In questa mini tangentopoli instagrammatica, nessuno ha voglia di parlare, e nessuno si è messo nemmeno a difendere “Chiara” che un tempo era invece la capofila e la punta di diamante di tutto un settore e sottobosco di surrogati e succedanei. Valvassori e valvassini che la invocavano tipo madonna pellegrina, a garanzia di un mestiere sorto dal nulla che ha un po’ incrinato la vecchia sobrietà delle ricchezze milanesi. Invece adesso tutti si fingono morti e anche al telefono è impossibile trovare qualcuno che commenti ciò che sta accadendo. Con una rapidità che colpisce, le istituzioni pubbliche, la cosa più lontana che si possa immaginar e qui, sono invece subito intervenute con una serie di regole perché il pandoro-gate, cioè mischiare beneficenza e business, non accada mai più.

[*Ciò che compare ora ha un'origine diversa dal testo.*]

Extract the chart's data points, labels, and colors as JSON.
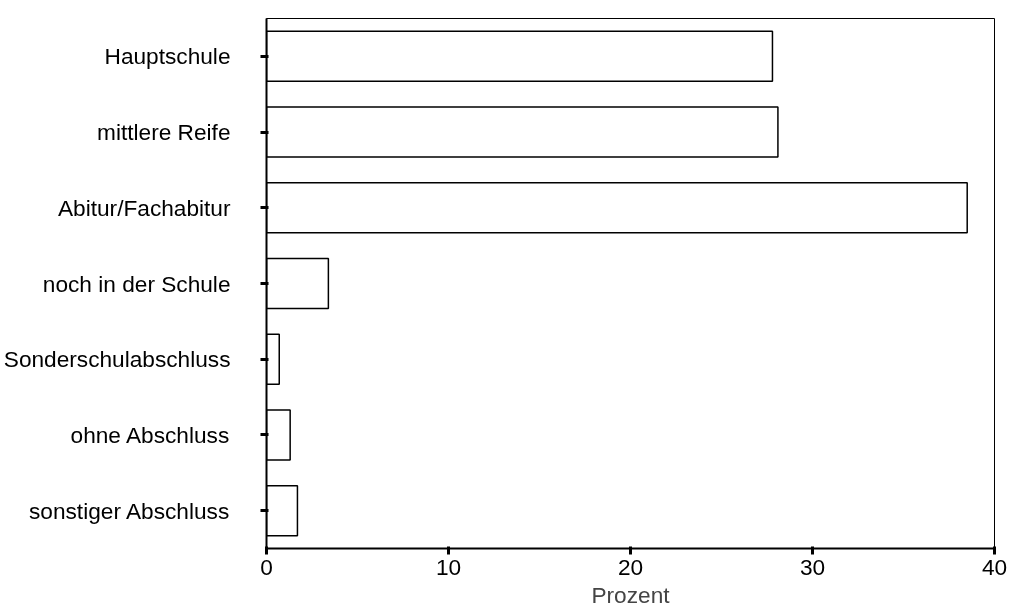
{
  "chart_data": {
    "type": "bar",
    "orientation": "horizontal",
    "xlabel": "Prozent",
    "categories": [
      "Hauptschule",
      "mittlere Reife",
      "Abitur/Fachabitur",
      "noch in der Schule",
      "Sonderschulabschluss",
      "ohne Abschluss",
      "sonstiger Abschluss"
    ],
    "values": [
      27.8,
      28.1,
      38.5,
      3.4,
      0.7,
      1.3,
      1.7
    ],
    "color": "#ffffff",
    "xlim": [
      0,
      40
    ],
    "xticks": [
      0,
      10,
      20,
      30,
      40
    ],
    "grid": false
  }
}
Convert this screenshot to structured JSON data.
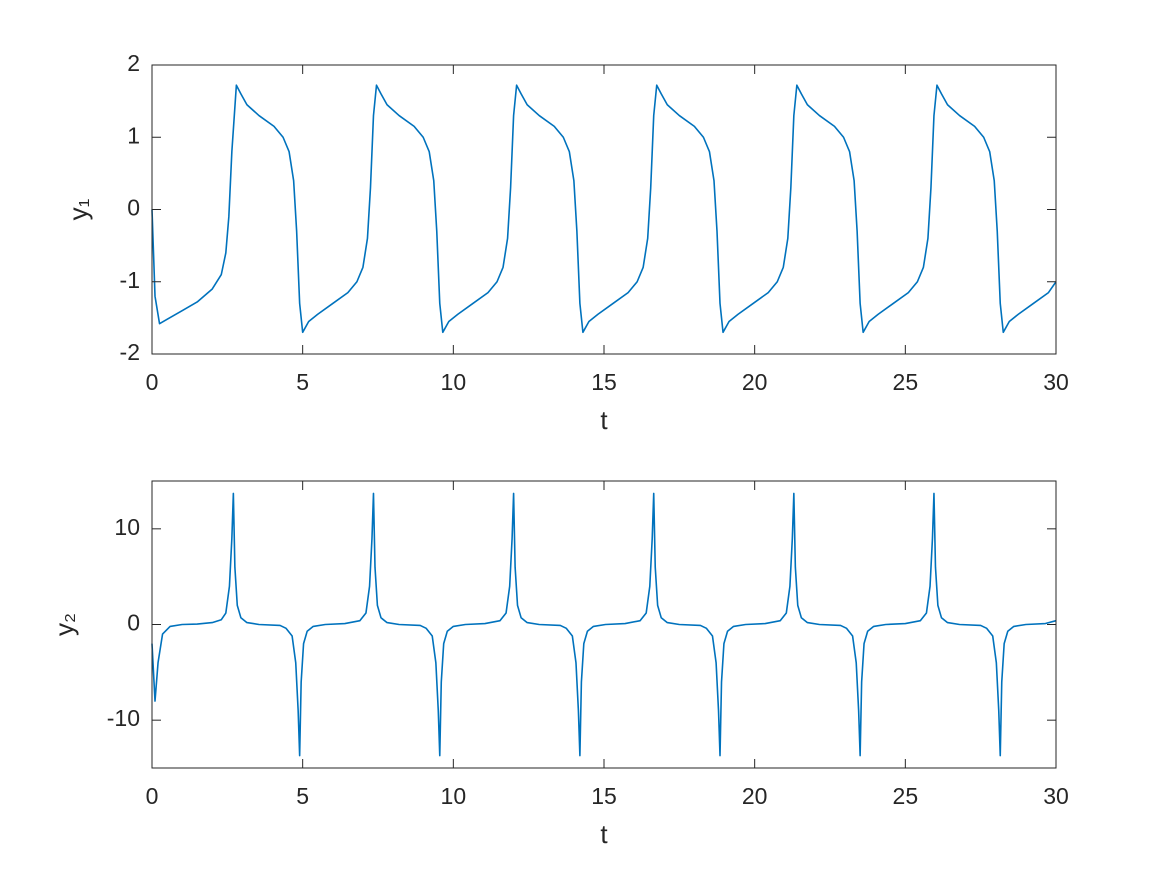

E’ stata Roma. Con grande velocità l’Autorità garante per le comunicazioni ha rilasciato un comunicato che è subito diventato come si dice virale, e che pone una serie di regole per gli influencer, almeno quelli grossi. “Un insieme di norme” recita il comunicato “indirizzate agli influencer operanti in Italia che raggiungono, tra l’altro, almeno un milione di follower sulle varie piattaforme o social media su cui operano e hanno superato su almeno una piattaforma o social media un valore di engagement rate medio pari o superiore al 2 per cento (ossia, che hanno suscitato reazioni da parte degli utenti, tramite commenti o like, in almeno il 2 per cento dei contenuti pubblicati).